«Я в аэропорту! Вадим! Я в аэропорту! В Донецком! Аэропорту!», – кричу про себя я.

Сигареты чуть успокаивают.

Врут. Все врут, что курение не помогает при стрессе. Просто они не курили под обстрелом. Тут сигарета становится единственной ниточкой к успокоению. С каждой затяжкой к тебе возвращается понимание происходящего, мозг начинает раскручивать рабочий режим, как огромная динамо-машина, отталкивая лишние мысли о страхе и неуверенности. Беру в руки камеру. Обходим терминал, снимаем первый этаж. В 10 утра ВСУ открыли из танков огонь по окраине Донецка. Я сам видел и слышал. Мы только-только приехали в аэропорт, Пегов сел разговаривать с Гиви и минут через 10 прибежал его зам, рассказывая вышенаписанное. Теперь ополченцы пытались погасить многочисленные огневые точки противника. Пулеметчики стреляли навесом, автоматчики поддерживали тех, пока они перезаряжали ленты. Я хожу за съемочной группой и пытаюсь задавать вопросы. Выходит коряво. «Ну давай же, соберись, мать твою!», – злюсь я на себя.

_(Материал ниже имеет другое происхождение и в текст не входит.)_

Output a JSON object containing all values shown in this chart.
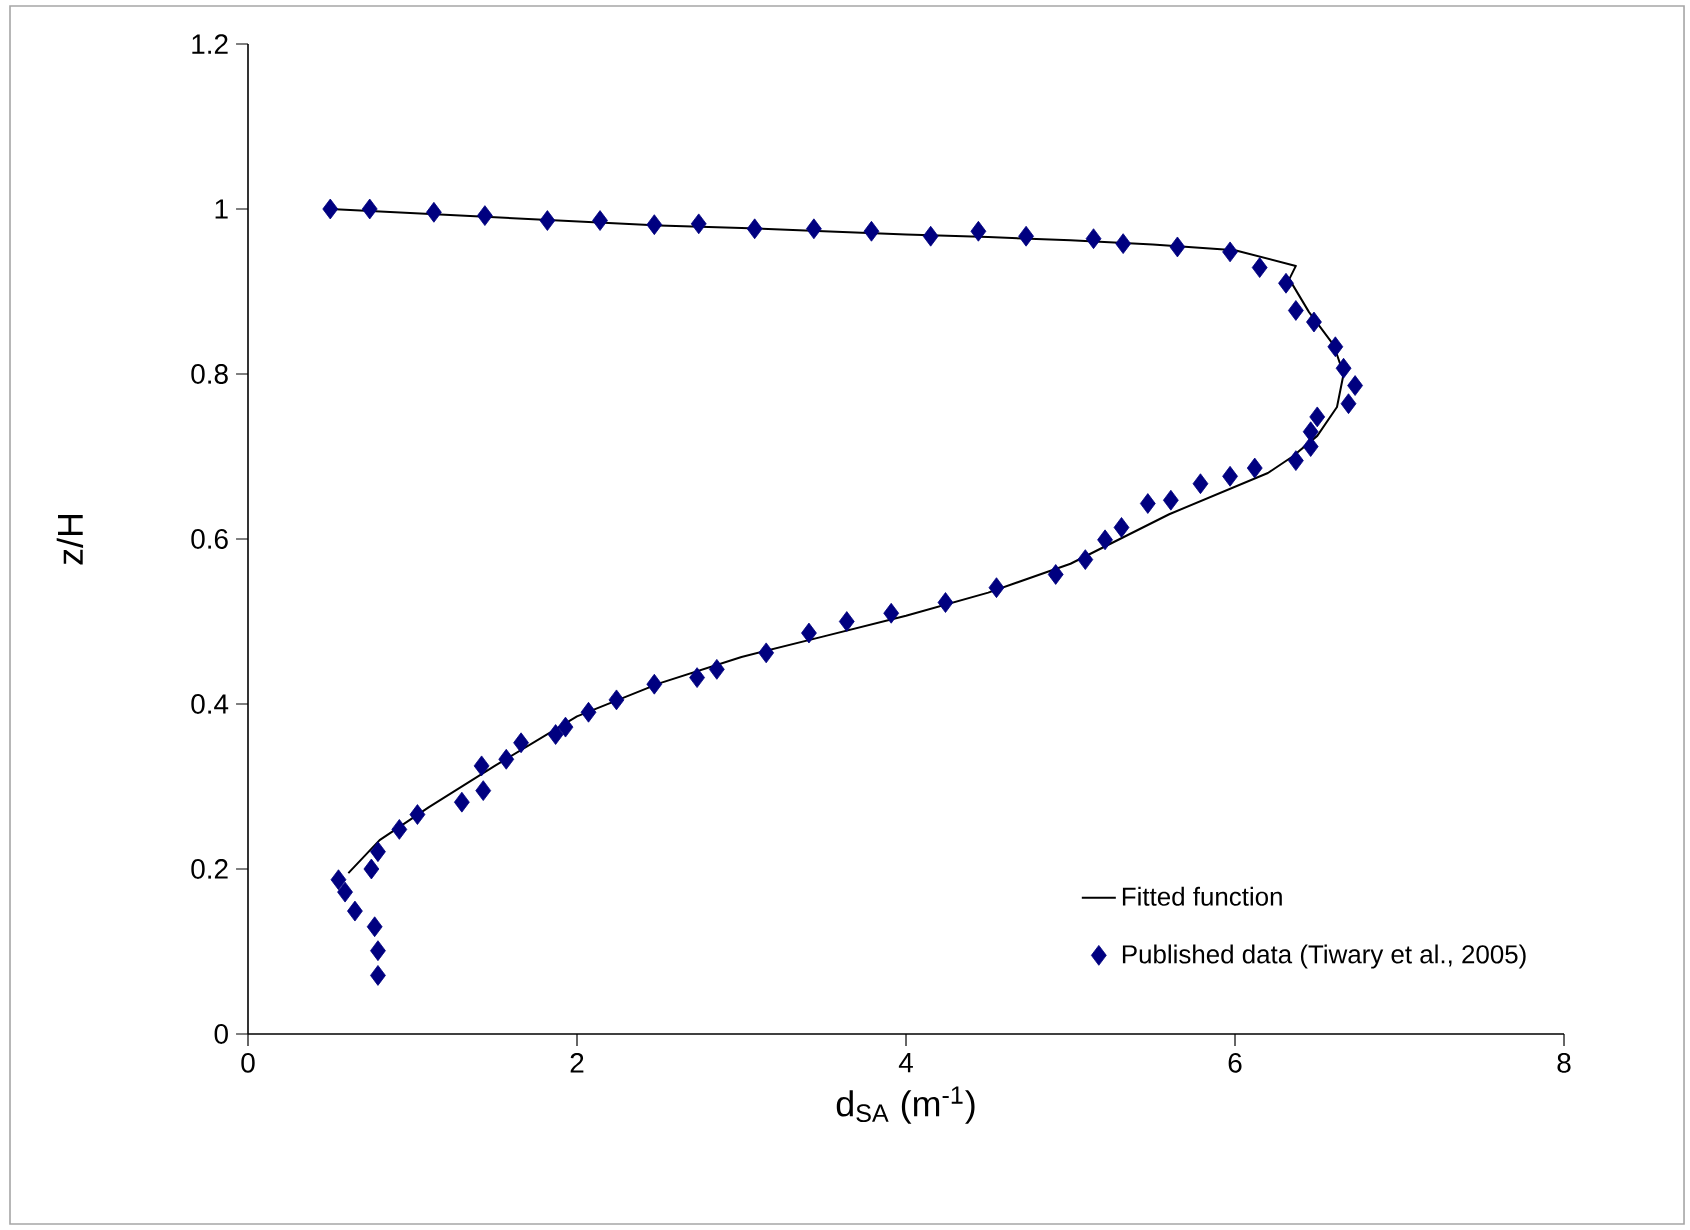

Украинцы открывают минометный огонь по терминалу. Опять прячемся за стену, курим, мужики смеются, а я тем временем отсматриваю снятый материал, думая о том, что я полная бездарность. Картинка не нравится совершенно. Адреналин сделал свое дело. Она трясется, гуляет, кадры слишком длинные. Мужики сидят и ругаются на чем свет стоит. Один из них стоит в проходе. «Ты бы зашел, смертник, чего ты там встал». Тот лениво отвечает, что снаряды его после Дебальцево не берут. Взрывается где-то перед терминалом мина и осколки с характерным свистом летят внутрь. Все смотрят на него. Ополченец улыбается в ответ. Хочу отдать вторую пачку сигарет парням, которую специально купил для них. Но понимаю, что потерял, когда выбегал из БТРа. Вывалилась из кармана уже потертой формы. Именно в ней я служил в армии, и потом уже поехал с ней на войну.

Ведь для солдата военная форма – это не просто куски ткани. Это воспоминания. В ней каждая строчка, каждое пятнышко или след – что-то значат. Форма моя была, конечно, захезана еще как… Но тем была мне роднее. Я подумал, что в ней мне будет много спокойнее, чем в какой-нибудь бездушной одежде, купленной в магазине. В этой форме я жарился под летним влажным горячим климатом Смоленска, намокал и отсыревал отвратительно-дождливой осенью, замерзал бесконечно долгой зимой, и отогревался сказочно-красивой весной. Форма стала для меня чем-то родным. Странно?

А потом в этой форме я катался от боли по полу от сказанных моей супругой слов. «Я тебя больше не люблю». И это было в день моей демобилизации.

Этот рой мыслей пронесся со скоростью света в моей голове. А меж тем, аэропорт продолжали обстреливать. Когда я ехал на войну, так или иначе мое воображение рисовало киношные картинки этих мест. Все должно было выглядеть как-то иначе. По-другому. Мой разум и память не хотели воспринимать реальность такой. Все было много жестче, страшнее и проще. И эти мужики, стреляющие и пытающиеся заткнуть ВСУ, чтобы те не стерли с лица земли еще одну женщину или ребенка, не были похожи на военных с обложки. Они были грязные как черти, какие-то зло-веселые, молчаливые. И простые. Без всех этих героических фраз и напыщенности. Такие они были, мужики на передовой. Шахтеры, строители, водители, работяги одним словом. Я не встретил тут кадрового офицера российской армии. Нет. И солдата тоже – нет. И я вам больше скажу – за полгода на передовых я не встретил ни одного кадрового россиянина.

Так или иначе, я успел снять stand up, записать интервью у молодого ополченца. Он отвел меня в тот угол терминала, который простреливался насквозь. Сидели мы за какой-то железкой, а за ней недалеко стоял разбитый английский броневик. Квадратный. И я все думал, а что, вот если сейчас? Прямо во время интервью? Пот заливал глаза, и мне было жутко неудобно перед этим парнем. Что он сидит, рассказывает, за что воюет и почему, а я сижу и плачу, потому что влага моего тела разъела мои же глаза. Обратный путь не помню совсем. Разве что, когда мы доехали до девятиэтажки, в которой тогда базировался батальон «Сомали», из БТРа мы выпрыгнули еще быстрее, чем в аэропорту. Мужики даже посмеялись и похвалил, мол: «Мол, молодцы, смекают, что к чему».